Patients with Chagas disease and HF have decreased fat mass and exhibit reduced peripheral blood flow and impaired muscle strength compared with ischaemic HF patients. In addition, patients with Chagas disease and HF show a tendency to have greater reduction in total LBM, with ALM remaining an independent predictor of reduced functional capacity in these patients. The percentage of patients affected by sarcopenia was equal between groups.

Acknowledgement

Open access funding enabled and organized by Projekt DEAL. [Correction added on 11 November 2020, after first online publication: Projekt Deal funding statement has been added.]

    Conflict of interest

    None declared.

    Funding

    This study was financed in part by the Coordenação de Aperfeiçoamento de Pessoal de Nível Superior - Brazil (CAPES) - Finance Code 001. G.W.P.D.F. was supported by Conselho Nacional de Desenvolvimento Científico e Tecnológico (CNPq; 148758/2016-9); M.R.S. by Fundação de Amparo à Pesquisa do Estado de São Paulo (FAPESP; 2016/24306-0); and C.E.N. by CNPq (303573/2015-5) and FAPESP (2015/22814-5).
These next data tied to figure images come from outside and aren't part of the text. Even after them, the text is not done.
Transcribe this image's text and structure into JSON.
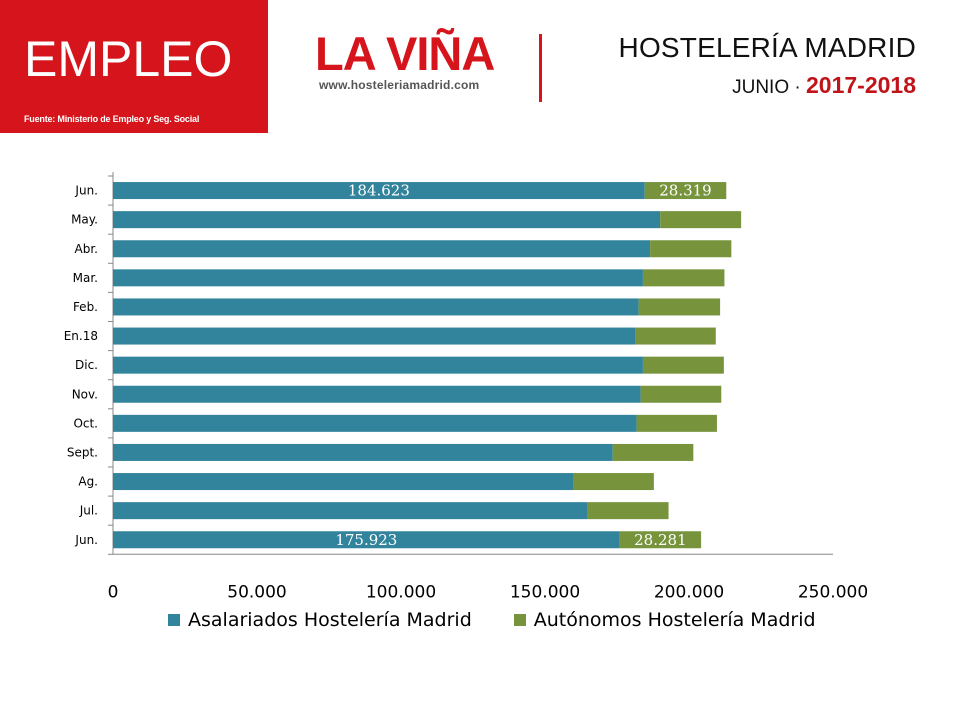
{
  "header": {
    "section_title": "EMPLEO",
    "source": "Fuente: Ministerio de Empleo y Seg. Social",
    "logo_name": "LA VIÑA",
    "logo_url": "www.hosteleriamadrid.com",
    "title": "HOSTELERÍA MADRID",
    "subtitle_prefix": "JUNIO · ",
    "subtitle_years": "2017-2018"
  },
  "colors": {
    "brand_red": "#d5141b",
    "asalariados": "#31849b",
    "autonomos": "#77933c"
  },
  "chart_data": {
    "type": "bar",
    "orientation": "horizontal",
    "stacked": true,
    "categories": [
      "Jun.",
      "May.",
      "Abr.",
      "Mar.",
      "Feb.",
      "En.18",
      "Dic.",
      "Nov.",
      "Oct.",
      "Sept.",
      "Ag.",
      "Jul.",
      "Jun."
    ],
    "series": [
      {
        "name": "Asalariados Hostelería Madrid",
        "values": [
          184623,
          190000,
          186500,
          184000,
          182500,
          181500,
          184000,
          183200,
          181800,
          173500,
          160000,
          164800,
          175923
        ]
      },
      {
        "name": "Autónomos Hostelería Madrid",
        "values": [
          28319,
          28100,
          28200,
          28300,
          28300,
          27800,
          28100,
          28000,
          27900,
          28000,
          27800,
          28100,
          28281
        ]
      }
    ],
    "data_labels": [
      {
        "category_index": 0,
        "series_index": 0,
        "text": "184.623"
      },
      {
        "category_index": 0,
        "series_index": 1,
        "text": "28.319"
      },
      {
        "category_index": 12,
        "series_index": 0,
        "text": "175.923"
      },
      {
        "category_index": 12,
        "series_index": 1,
        "text": "28.281"
      }
    ],
    "x_ticks": [
      "0",
      "50.000",
      "100.000",
      "150.000",
      "200.000",
      "250.000"
    ],
    "xlim": [
      0,
      250000
    ],
    "legend_position": "bottom",
    "grid": false
  }
}
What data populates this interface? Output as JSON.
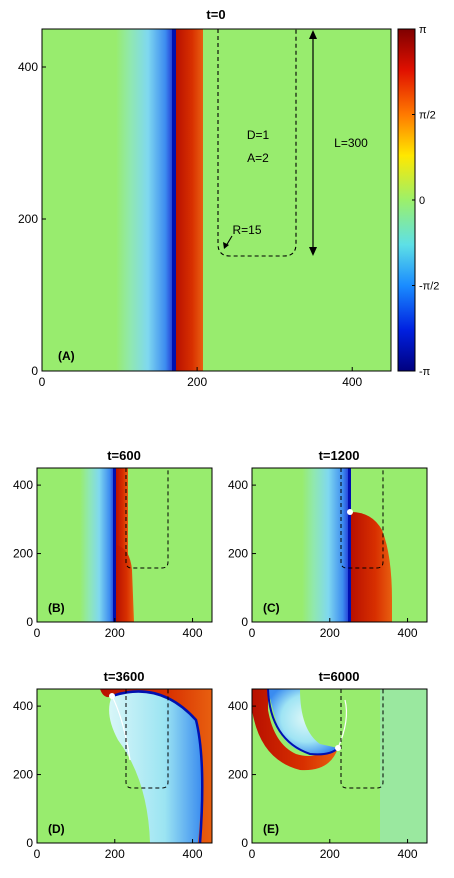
{
  "chart_data": [
    {
      "type": "heatmap",
      "panel": "(A)",
      "title": "t=0",
      "xlim": [
        0,
        450
      ],
      "ylim": [
        0,
        450
      ],
      "xticks": [
        "0",
        "200",
        "400"
      ],
      "yticks": [
        "0",
        "200",
        "400"
      ],
      "wave": {
        "blue_x": 160,
        "front_x": 165,
        "red_x": 200,
        "tail_x": 95
      },
      "annotations": {
        "diffusion": "D=1",
        "amplitude": "A=2",
        "length": "L=300",
        "radius": "R=15"
      },
      "obstacle": {
        "x": [
          225,
          325
        ],
        "y": [
          150,
          450
        ],
        "corner_radius": 15
      },
      "length_arrow": {
        "x": 350,
        "y": [
          150,
          450
        ]
      }
    },
    {
      "type": "heatmap",
      "panel": "(B)",
      "title": "t=600",
      "xlim": [
        0,
        450
      ],
      "ylim": [
        0,
        450
      ],
      "xticks": [
        "0",
        "200",
        "400"
      ],
      "yticks": [
        "0",
        "200",
        "400"
      ],
      "wave": {
        "blue_x": 200,
        "front_x": 205,
        "red_x": 240,
        "tail_x": 110
      }
    },
    {
      "type": "heatmap",
      "panel": "(C)",
      "title": "t=1200",
      "xlim": [
        0,
        450
      ],
      "ylim": [
        0,
        450
      ],
      "xticks": [
        "0",
        "200",
        "400"
      ],
      "yticks": [
        "0",
        "200",
        "400"
      ],
      "tip": {
        "x": 220,
        "y": 275
      }
    },
    {
      "type": "heatmap",
      "panel": "(D)",
      "title": "t=3600",
      "xlim": [
        0,
        450
      ],
      "ylim": [
        0,
        450
      ],
      "xticks": [
        "0",
        "200",
        "400"
      ],
      "yticks": [
        "0",
        "200",
        "400"
      ],
      "tip": {
        "x": 185,
        "y": 375
      }
    },
    {
      "type": "heatmap",
      "panel": "(E)",
      "title": "t=6000",
      "xlim": [
        0,
        450
      ],
      "ylim": [
        0,
        450
      ],
      "xticks": [
        "0",
        "200",
        "400"
      ],
      "yticks": [
        "0",
        "200",
        "400"
      ],
      "tip": {
        "x": 170,
        "y": 335
      }
    }
  ],
  "colorbar": {
    "ticks": [
      "π",
      "π/2",
      "0",
      "-π/2",
      "-π"
    ],
    "range": [
      -3.14159,
      3.14159
    ],
    "colors": [
      "#00008f",
      "#0000ff",
      "#00b0ff",
      "#80ffa0",
      "#a0ff60",
      "#ffff00",
      "#ff9000",
      "#ff2000",
      "#7f0000"
    ]
  }
}
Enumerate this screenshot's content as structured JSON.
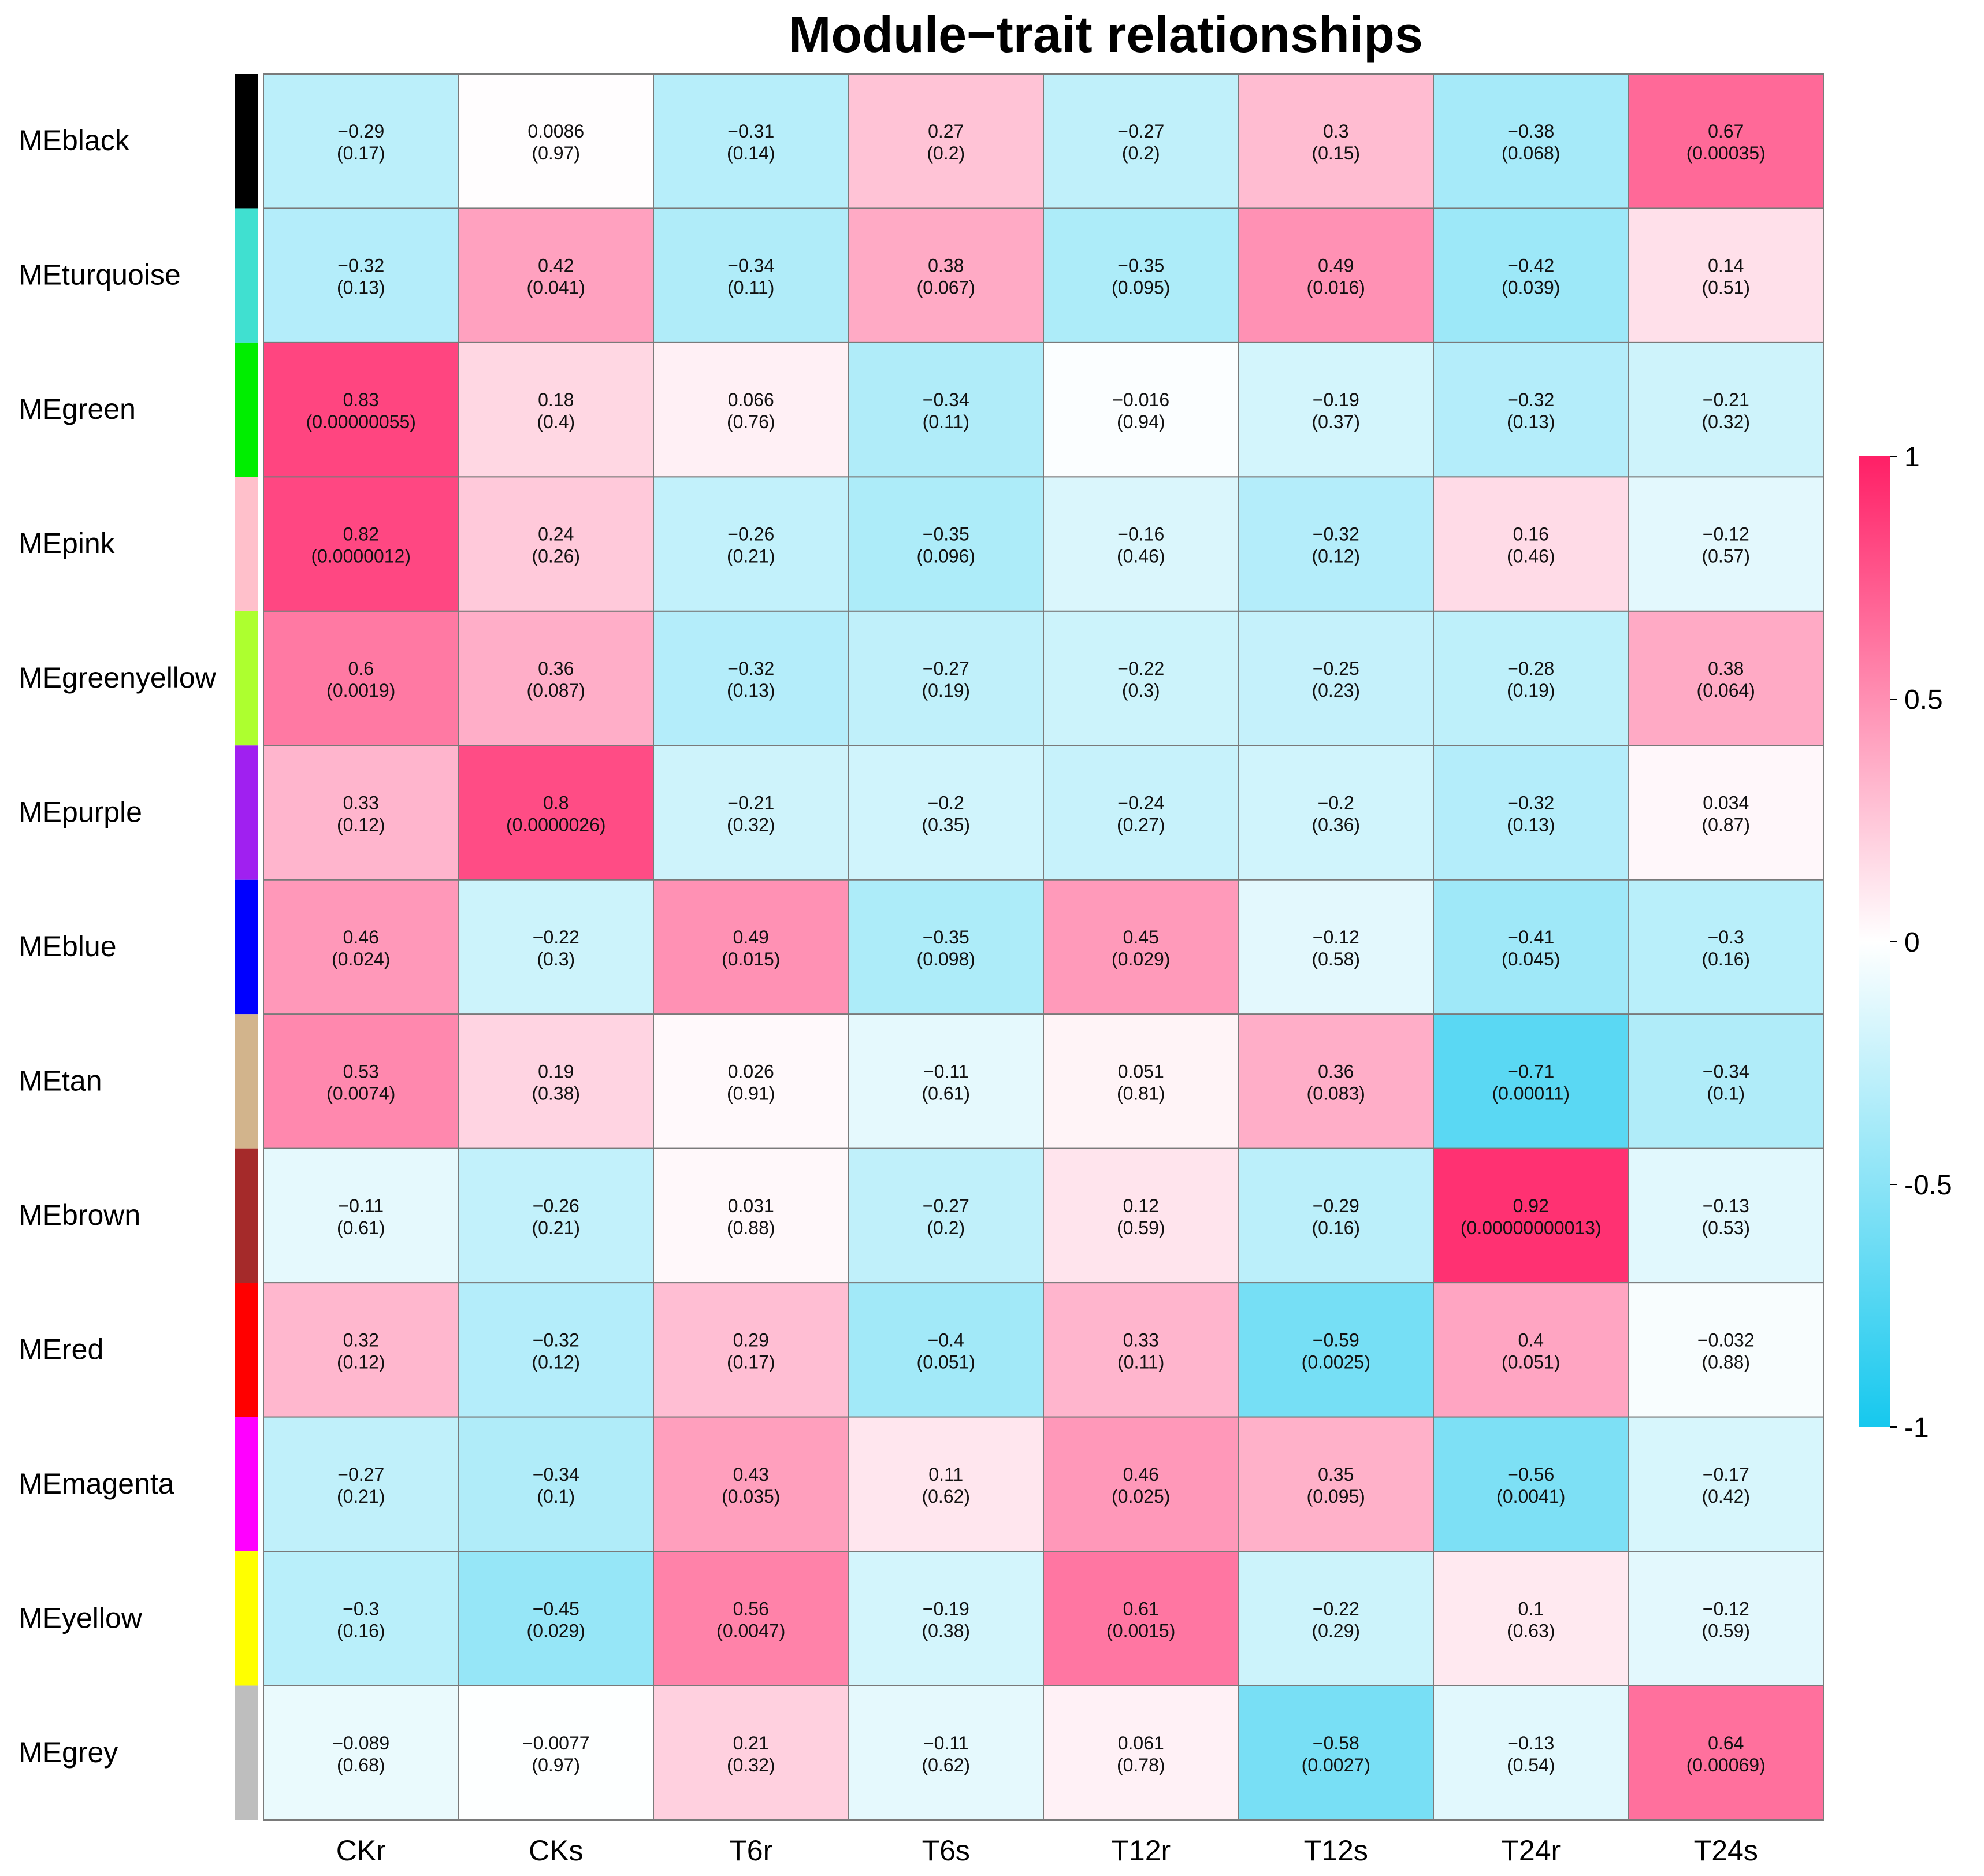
{
  "chart_data": {
    "type": "heatmap",
    "title": "Module−trait relationships",
    "xlabel": "",
    "ylabel": "",
    "columns": [
      "CKr",
      "CKs",
      "T6r",
      "T6s",
      "T12r",
      "T12s",
      "T24r",
      "T24s"
    ],
    "rows": [
      {
        "label": "MEblack",
        "color": "#000000",
        "corr": [
          -0.29,
          0.0086,
          -0.31,
          0.27,
          -0.27,
          0.3,
          -0.38,
          0.67
        ],
        "corr_text": [
          "−0.29",
          "0.0086",
          "−0.31",
          "0.27",
          "−0.27",
          "0.3",
          "−0.38",
          "0.67"
        ],
        "p_text": [
          "(0.17)",
          "(0.97)",
          "(0.14)",
          "(0.2)",
          "(0.2)",
          "(0.15)",
          "(0.068)",
          "(0.00035)"
        ]
      },
      {
        "label": "MEturquoise",
        "color": "#40E0D0",
        "corr": [
          -0.32,
          0.42,
          -0.34,
          0.38,
          -0.35,
          0.49,
          -0.42,
          0.14
        ],
        "corr_text": [
          "−0.32",
          "0.42",
          "−0.34",
          "0.38",
          "−0.35",
          "0.49",
          "−0.42",
          "0.14"
        ],
        "p_text": [
          "(0.13)",
          "(0.041)",
          "(0.11)",
          "(0.067)",
          "(0.095)",
          "(0.016)",
          "(0.039)",
          "(0.51)"
        ]
      },
      {
        "label": "MEgreen",
        "color": "#00EE00",
        "corr": [
          0.83,
          0.18,
          0.066,
          -0.34,
          -0.016,
          -0.19,
          -0.32,
          -0.21
        ],
        "corr_text": [
          "0.83",
          "0.18",
          "0.066",
          "−0.34",
          "−0.016",
          "−0.19",
          "−0.32",
          "−0.21"
        ],
        "p_text": [
          "(0.00000055)",
          "(0.4)",
          "(0.76)",
          "(0.11)",
          "(0.94)",
          "(0.37)",
          "(0.13)",
          "(0.32)"
        ]
      },
      {
        "label": "MEpink",
        "color": "#FFC0CB",
        "corr": [
          0.82,
          0.24,
          -0.26,
          -0.35,
          -0.16,
          -0.32,
          0.16,
          -0.12
        ],
        "corr_text": [
          "0.82",
          "0.24",
          "−0.26",
          "−0.35",
          "−0.16",
          "−0.32",
          "0.16",
          "−0.12"
        ],
        "p_text": [
          "(0.0000012)",
          "(0.26)",
          "(0.21)",
          "(0.096)",
          "(0.46)",
          "(0.12)",
          "(0.46)",
          "(0.57)"
        ]
      },
      {
        "label": "MEgreenyellow",
        "color": "#ADFF2F",
        "corr": [
          0.6,
          0.36,
          -0.32,
          -0.27,
          -0.22,
          -0.25,
          -0.28,
          0.38
        ],
        "corr_text": [
          "0.6",
          "0.36",
          "−0.32",
          "−0.27",
          "−0.22",
          "−0.25",
          "−0.28",
          "0.38"
        ],
        "p_text": [
          "(0.0019)",
          "(0.087)",
          "(0.13)",
          "(0.19)",
          "(0.3)",
          "(0.23)",
          "(0.19)",
          "(0.064)"
        ]
      },
      {
        "label": "MEpurple",
        "color": "#A020F0",
        "corr": [
          0.33,
          0.8,
          -0.21,
          -0.2,
          -0.24,
          -0.2,
          -0.32,
          0.034
        ],
        "corr_text": [
          "0.33",
          "0.8",
          "−0.21",
          "−0.2",
          "−0.24",
          "−0.2",
          "−0.32",
          "0.034"
        ],
        "p_text": [
          "(0.12)",
          "(0.0000026)",
          "(0.32)",
          "(0.35)",
          "(0.27)",
          "(0.36)",
          "(0.13)",
          "(0.87)"
        ]
      },
      {
        "label": "MEblue",
        "color": "#0000FF",
        "corr": [
          0.46,
          -0.22,
          0.49,
          -0.35,
          0.45,
          -0.12,
          -0.41,
          -0.3
        ],
        "corr_text": [
          "0.46",
          "−0.22",
          "0.49",
          "−0.35",
          "0.45",
          "−0.12",
          "−0.41",
          "−0.3"
        ],
        "p_text": [
          "(0.024)",
          "(0.3)",
          "(0.015)",
          "(0.098)",
          "(0.029)",
          "(0.58)",
          "(0.045)",
          "(0.16)"
        ]
      },
      {
        "label": "MEtan",
        "color": "#D2B48C",
        "corr": [
          0.53,
          0.19,
          0.026,
          -0.11,
          0.051,
          0.36,
          -0.71,
          -0.34
        ],
        "corr_text": [
          "0.53",
          "0.19",
          "0.026",
          "−0.11",
          "0.051",
          "0.36",
          "−0.71",
          "−0.34"
        ],
        "p_text": [
          "(0.0074)",
          "(0.38)",
          "(0.91)",
          "(0.61)",
          "(0.81)",
          "(0.083)",
          "(0.00011)",
          "(0.1)"
        ]
      },
      {
        "label": "MEbrown",
        "color": "#A52A2A",
        "corr": [
          -0.11,
          -0.26,
          0.031,
          -0.27,
          0.12,
          -0.29,
          0.92,
          -0.13
        ],
        "corr_text": [
          "−0.11",
          "−0.26",
          "0.031",
          "−0.27",
          "0.12",
          "−0.29",
          "0.92",
          "−0.13"
        ],
        "p_text": [
          "(0.61)",
          "(0.21)",
          "(0.88)",
          "(0.2)",
          "(0.59)",
          "(0.16)",
          "(0.00000000013)",
          "(0.53)"
        ]
      },
      {
        "label": "MEred",
        "color": "#FF0000",
        "corr": [
          0.32,
          -0.32,
          0.29,
          -0.4,
          0.33,
          -0.59,
          0.4,
          -0.032
        ],
        "corr_text": [
          "0.32",
          "−0.32",
          "0.29",
          "−0.4",
          "0.33",
          "−0.59",
          "0.4",
          "−0.032"
        ],
        "p_text": [
          "(0.12)",
          "(0.12)",
          "(0.17)",
          "(0.051)",
          "(0.11)",
          "(0.0025)",
          "(0.051)",
          "(0.88)"
        ]
      },
      {
        "label": "MEmagenta",
        "color": "#FF00FF",
        "corr": [
          -0.27,
          -0.34,
          0.43,
          0.11,
          0.46,
          0.35,
          -0.56,
          -0.17
        ],
        "corr_text": [
          "−0.27",
          "−0.34",
          "0.43",
          "0.11",
          "0.46",
          "0.35",
          "−0.56",
          "−0.17"
        ],
        "p_text": [
          "(0.21)",
          "(0.1)",
          "(0.035)",
          "(0.62)",
          "(0.025)",
          "(0.095)",
          "(0.0041)",
          "(0.42)"
        ]
      },
      {
        "label": "MEyellow",
        "color": "#FFFF00",
        "corr": [
          -0.3,
          -0.45,
          0.56,
          -0.19,
          0.61,
          -0.22,
          0.1,
          -0.12
        ],
        "corr_text": [
          "−0.3",
          "−0.45",
          "0.56",
          "−0.19",
          "0.61",
          "−0.22",
          "0.1",
          "−0.12"
        ],
        "p_text": [
          "(0.16)",
          "(0.029)",
          "(0.0047)",
          "(0.38)",
          "(0.0015)",
          "(0.29)",
          "(0.63)",
          "(0.59)"
        ]
      },
      {
        "label": "MEgrey",
        "color": "#BEBEBE",
        "corr": [
          -0.089,
          -0.0077,
          0.21,
          -0.11,
          0.061,
          -0.58,
          -0.13,
          0.64
        ],
        "corr_text": [
          "−0.089",
          "−0.0077",
          "0.21",
          "−0.11",
          "0.061",
          "−0.58",
          "−0.13",
          "0.64"
        ],
        "p_text": [
          "(0.68)",
          "(0.97)",
          "(0.32)",
          "(0.62)",
          "(0.78)",
          "(0.0027)",
          "(0.54)",
          "(0.00069)"
        ]
      }
    ],
    "color_scale": {
      "range": [
        -1,
        1
      ],
      "low_color": "#16C8EE",
      "mid_color": "#FFFFFF",
      "high_color": "#FF1F66",
      "ticks": [
        1,
        0.5,
        0,
        -0.5,
        -1
      ],
      "tick_labels": [
        "1",
        "0.5",
        "0",
        "-0.5",
        "-1"
      ],
      "placement": "right"
    }
  }
}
S.v.H. has been a paid consultant and/or received fees for lectures from Bayer, Boehringer Ingelheim, BRAHMS/Thermo Fisher, Chugai Pharma, Grünenthal, Helsinn, Novartis, Pharmacosmos, Respicardia, Roche, Servier, and Vifor. His research lab is supported by the German Center for Cardiovascular Research (DZHK), the Innovative Medicines Initiative – Joint Undertaking (IMI–JU 115621), and Boehringer Ingelheim and Amgen.